Sebagai pedagang buaya, Carmuge sering menjumpai reptil berdarah dingin tersebut. Namun, ia tak mau menjelaskan di mana ia belajar dan siapa guru yang mengajarinya ilmu spiritual.
Carmuge bersikeras bahwa tidak seorang pun seharusnya mengatakan ini. Namun, ada cerita di balik dirinya menjadi pedagang buaya.
Seseorang yang dianggap “orang pintar” merasa mendapat kelebihan sejak usia 16 tahun. Ketika masih muda, Carmouge diminta membantu menyembuhkan orang sakit.
“Orang-orang datang mengeluh sakit dan saya bersyukur kepada Tuhan karena izin Allah mereka bisa disembuhkan melalui doa saya,” kata Karmuji.
Hingga pada suatu hari seekor buaya memasuki sawah tempat masyarakat sedang bercocok tanam. Jarak antara sawah dan sungai tempat buaya berada cukup jauh, sekitar 3 kilometer.
Penduduk mencoba mengusirnya, tetapi karnivora itu tidak bergeming. Carmouge pun turun tangan untuk mengusir buaya yang meneror penduduk tersebut.
Bukannya meluncur ke sungai, buaya itu justru malah bergerak ke arah sebaliknya. “Saya langsung teriak lagi, buaya itu lalu berbalik dan menuju sungai,” ujarnya.
Karmuji juga memiliki rekam jejak yang cukup baik dalam menangani buaya, yakni hingga akhir tahun 2021. Pada 28 Desember 2021, Presiden Joko Widodo (Jokowi) melakukan kunjungan kerja ke Kabupaten Kolaka Timur.
Agenda Presiden Jokowi saat itu antara lain peresmian Bendungan Ladong. Bendungan tersebut menampung air dari Sungai Ladong yang dipenuhi buaya.
Sekali lagi, buaya bisa menimbulkan masalah. Oleh karena itu, pihak berwenang setempat mendatangkan dari berbagai daerah untuk mengusir buaya-buaya yang berkeliaran di sekitar lokasi peresmian.
Salah satunya adalah pekerja dari provinsi tetangga. Namun, para pelatih tidak mampu menakuti buaya tersebut.
Carmouge juga turun tangan. “Hari itu ada tutor dari berbagai daerah, bahkan yang terakhir sebelum saya berhalangan,” ujarnya.
Ketika Karmuji ingin melakukan ritual mengusir buaya, dia berdiri di depannya dan memperingatkannya.
“Dia suruh saya jangan turun, bahayanya buaya,” ucapnya menirukan pawang yang sudah menyerah.

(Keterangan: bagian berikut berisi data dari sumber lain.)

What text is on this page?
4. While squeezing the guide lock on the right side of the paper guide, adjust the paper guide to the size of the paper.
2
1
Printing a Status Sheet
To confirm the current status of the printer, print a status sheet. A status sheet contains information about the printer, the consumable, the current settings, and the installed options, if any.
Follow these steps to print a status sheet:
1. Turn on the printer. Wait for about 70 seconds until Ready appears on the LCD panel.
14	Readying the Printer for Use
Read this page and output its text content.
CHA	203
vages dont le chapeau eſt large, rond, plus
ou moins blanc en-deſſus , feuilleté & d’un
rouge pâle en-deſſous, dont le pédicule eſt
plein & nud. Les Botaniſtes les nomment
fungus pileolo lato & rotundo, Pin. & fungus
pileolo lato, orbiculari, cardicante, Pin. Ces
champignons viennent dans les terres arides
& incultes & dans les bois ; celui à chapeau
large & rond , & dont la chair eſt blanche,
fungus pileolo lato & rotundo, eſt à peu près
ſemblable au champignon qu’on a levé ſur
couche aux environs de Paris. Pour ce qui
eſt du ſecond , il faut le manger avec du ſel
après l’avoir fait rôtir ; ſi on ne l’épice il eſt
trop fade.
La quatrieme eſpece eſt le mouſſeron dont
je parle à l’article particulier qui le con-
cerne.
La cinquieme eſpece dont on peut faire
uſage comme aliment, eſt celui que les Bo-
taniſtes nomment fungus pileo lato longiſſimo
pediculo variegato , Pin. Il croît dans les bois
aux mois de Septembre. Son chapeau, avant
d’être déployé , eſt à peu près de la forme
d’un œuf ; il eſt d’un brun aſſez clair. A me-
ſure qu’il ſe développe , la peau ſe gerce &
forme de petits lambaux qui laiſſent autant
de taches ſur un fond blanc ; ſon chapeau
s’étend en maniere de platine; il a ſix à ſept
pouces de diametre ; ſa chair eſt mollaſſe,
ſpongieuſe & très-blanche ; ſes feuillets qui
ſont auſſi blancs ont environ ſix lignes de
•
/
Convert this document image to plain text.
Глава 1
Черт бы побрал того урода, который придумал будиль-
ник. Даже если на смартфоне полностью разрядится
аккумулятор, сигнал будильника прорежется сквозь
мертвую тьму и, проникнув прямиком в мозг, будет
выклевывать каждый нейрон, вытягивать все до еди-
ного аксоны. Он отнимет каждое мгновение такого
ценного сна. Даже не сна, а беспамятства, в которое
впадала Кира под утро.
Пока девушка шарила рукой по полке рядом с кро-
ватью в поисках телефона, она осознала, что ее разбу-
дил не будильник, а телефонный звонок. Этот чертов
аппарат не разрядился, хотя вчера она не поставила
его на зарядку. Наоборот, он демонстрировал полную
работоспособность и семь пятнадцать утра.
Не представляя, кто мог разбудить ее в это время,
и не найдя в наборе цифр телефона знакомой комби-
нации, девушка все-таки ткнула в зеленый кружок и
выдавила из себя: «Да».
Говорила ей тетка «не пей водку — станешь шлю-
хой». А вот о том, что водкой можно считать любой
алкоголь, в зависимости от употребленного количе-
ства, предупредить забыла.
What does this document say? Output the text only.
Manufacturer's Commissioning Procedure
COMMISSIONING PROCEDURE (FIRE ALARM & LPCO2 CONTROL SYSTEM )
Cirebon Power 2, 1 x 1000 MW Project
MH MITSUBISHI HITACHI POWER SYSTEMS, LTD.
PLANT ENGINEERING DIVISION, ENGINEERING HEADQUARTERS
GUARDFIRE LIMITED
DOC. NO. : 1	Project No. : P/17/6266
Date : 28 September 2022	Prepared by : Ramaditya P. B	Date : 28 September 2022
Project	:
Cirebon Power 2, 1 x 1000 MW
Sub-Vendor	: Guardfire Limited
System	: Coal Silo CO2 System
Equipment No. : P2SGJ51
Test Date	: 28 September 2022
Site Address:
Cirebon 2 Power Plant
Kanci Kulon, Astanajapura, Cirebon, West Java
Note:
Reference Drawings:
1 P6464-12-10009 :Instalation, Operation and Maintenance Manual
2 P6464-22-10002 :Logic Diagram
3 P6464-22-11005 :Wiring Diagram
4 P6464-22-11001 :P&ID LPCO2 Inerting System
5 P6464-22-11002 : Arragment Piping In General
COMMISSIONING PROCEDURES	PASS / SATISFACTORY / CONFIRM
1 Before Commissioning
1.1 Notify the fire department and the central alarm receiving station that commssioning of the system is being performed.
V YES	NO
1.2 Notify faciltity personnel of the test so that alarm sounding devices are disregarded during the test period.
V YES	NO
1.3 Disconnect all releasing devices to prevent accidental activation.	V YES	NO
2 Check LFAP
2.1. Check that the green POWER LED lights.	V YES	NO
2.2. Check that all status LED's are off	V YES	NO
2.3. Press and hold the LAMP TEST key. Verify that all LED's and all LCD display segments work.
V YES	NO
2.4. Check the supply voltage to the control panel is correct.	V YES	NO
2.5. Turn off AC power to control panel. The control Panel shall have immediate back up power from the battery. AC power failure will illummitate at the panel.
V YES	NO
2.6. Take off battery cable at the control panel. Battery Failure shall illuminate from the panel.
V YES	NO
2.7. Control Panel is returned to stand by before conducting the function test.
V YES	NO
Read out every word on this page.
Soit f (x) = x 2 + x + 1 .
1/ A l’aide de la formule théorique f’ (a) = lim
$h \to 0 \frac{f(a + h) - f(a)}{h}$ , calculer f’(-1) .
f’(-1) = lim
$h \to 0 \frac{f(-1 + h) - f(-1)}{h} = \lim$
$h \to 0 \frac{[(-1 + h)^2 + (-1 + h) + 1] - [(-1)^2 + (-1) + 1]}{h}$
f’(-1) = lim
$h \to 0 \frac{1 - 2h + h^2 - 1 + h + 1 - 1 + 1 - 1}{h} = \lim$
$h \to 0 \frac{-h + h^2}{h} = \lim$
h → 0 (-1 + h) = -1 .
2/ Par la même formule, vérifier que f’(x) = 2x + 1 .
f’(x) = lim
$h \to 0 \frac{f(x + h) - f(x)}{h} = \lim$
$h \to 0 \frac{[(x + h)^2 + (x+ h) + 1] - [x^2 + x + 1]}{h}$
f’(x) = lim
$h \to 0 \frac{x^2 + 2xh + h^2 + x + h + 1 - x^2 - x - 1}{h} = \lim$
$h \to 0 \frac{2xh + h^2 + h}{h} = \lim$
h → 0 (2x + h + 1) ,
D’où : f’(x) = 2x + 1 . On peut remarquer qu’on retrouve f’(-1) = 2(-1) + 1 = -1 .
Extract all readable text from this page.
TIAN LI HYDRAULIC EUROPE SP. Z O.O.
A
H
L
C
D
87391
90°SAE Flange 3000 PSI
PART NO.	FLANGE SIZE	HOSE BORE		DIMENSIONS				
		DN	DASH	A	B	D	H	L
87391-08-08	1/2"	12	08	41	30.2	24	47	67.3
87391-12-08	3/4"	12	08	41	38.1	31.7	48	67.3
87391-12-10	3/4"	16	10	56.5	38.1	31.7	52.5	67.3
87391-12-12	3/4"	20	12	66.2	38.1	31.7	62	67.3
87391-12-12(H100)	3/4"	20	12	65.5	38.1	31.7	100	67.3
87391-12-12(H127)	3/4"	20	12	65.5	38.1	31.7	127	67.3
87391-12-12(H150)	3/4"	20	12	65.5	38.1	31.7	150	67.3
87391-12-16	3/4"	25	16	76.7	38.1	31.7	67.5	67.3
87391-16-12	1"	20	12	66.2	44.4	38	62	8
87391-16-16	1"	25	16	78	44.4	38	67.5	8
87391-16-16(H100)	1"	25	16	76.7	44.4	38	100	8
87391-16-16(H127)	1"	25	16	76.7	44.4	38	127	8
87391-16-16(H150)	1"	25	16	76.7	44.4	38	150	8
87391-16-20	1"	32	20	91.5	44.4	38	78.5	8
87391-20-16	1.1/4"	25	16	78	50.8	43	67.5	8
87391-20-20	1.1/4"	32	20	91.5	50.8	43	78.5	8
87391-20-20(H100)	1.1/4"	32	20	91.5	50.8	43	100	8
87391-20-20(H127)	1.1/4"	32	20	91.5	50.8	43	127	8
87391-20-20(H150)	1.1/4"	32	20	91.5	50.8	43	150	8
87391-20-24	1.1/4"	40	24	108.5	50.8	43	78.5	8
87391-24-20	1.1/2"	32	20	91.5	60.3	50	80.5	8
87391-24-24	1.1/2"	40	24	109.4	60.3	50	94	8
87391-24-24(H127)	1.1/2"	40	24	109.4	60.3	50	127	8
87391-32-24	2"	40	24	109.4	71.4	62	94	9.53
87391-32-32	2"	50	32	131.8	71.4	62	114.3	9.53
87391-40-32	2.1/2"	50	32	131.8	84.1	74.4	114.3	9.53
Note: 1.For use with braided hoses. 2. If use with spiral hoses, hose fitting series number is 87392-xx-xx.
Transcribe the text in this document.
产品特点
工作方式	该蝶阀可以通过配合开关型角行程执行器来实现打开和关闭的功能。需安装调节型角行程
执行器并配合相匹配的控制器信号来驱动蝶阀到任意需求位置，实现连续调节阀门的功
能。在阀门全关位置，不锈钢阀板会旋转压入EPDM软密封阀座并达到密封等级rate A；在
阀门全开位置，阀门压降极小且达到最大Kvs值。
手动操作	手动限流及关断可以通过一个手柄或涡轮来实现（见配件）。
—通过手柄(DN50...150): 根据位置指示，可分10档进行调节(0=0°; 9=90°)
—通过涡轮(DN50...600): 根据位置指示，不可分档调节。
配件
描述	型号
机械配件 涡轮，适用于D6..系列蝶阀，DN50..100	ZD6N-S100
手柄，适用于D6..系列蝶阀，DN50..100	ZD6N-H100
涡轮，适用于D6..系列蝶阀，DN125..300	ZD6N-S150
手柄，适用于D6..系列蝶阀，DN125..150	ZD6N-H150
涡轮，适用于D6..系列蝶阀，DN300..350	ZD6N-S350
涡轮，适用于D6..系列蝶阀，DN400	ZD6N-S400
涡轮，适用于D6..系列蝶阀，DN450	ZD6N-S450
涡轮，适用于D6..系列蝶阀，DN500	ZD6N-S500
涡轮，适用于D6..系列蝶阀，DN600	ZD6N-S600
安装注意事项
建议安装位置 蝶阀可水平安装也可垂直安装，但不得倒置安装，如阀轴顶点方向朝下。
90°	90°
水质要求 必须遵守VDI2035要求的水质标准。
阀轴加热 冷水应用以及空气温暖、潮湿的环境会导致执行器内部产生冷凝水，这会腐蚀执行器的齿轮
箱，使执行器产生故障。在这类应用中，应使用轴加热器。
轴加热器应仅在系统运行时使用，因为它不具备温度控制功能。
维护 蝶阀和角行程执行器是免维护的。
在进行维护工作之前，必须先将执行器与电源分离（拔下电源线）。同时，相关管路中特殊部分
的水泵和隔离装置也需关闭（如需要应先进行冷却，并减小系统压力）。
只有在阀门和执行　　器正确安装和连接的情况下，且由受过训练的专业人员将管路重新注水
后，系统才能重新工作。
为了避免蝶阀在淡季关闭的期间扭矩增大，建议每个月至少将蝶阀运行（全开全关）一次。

Namun Carmuge tetap turun dan mengejar buaya tersebut karena disuruh oleh pihak berwenang setempat.
“Kalau saya tidak datang, saya pasti malu. “Kalaupun tidak berhasil, yang penting saya sudah berusaha,” ujarnya.
Baca juga: Mbak Ra Ditangkap Polisi, Kelakuan Karyawan Terhormat Sangat Memalukan
Ternyata, usaha Carmouge membuahkan hasil. “Saat saya masuk dan mengeluarkan buaya, langsung ada yang keluar, ‘setelah presiden datang’,” ujarnya (mcr6/Medan Pers).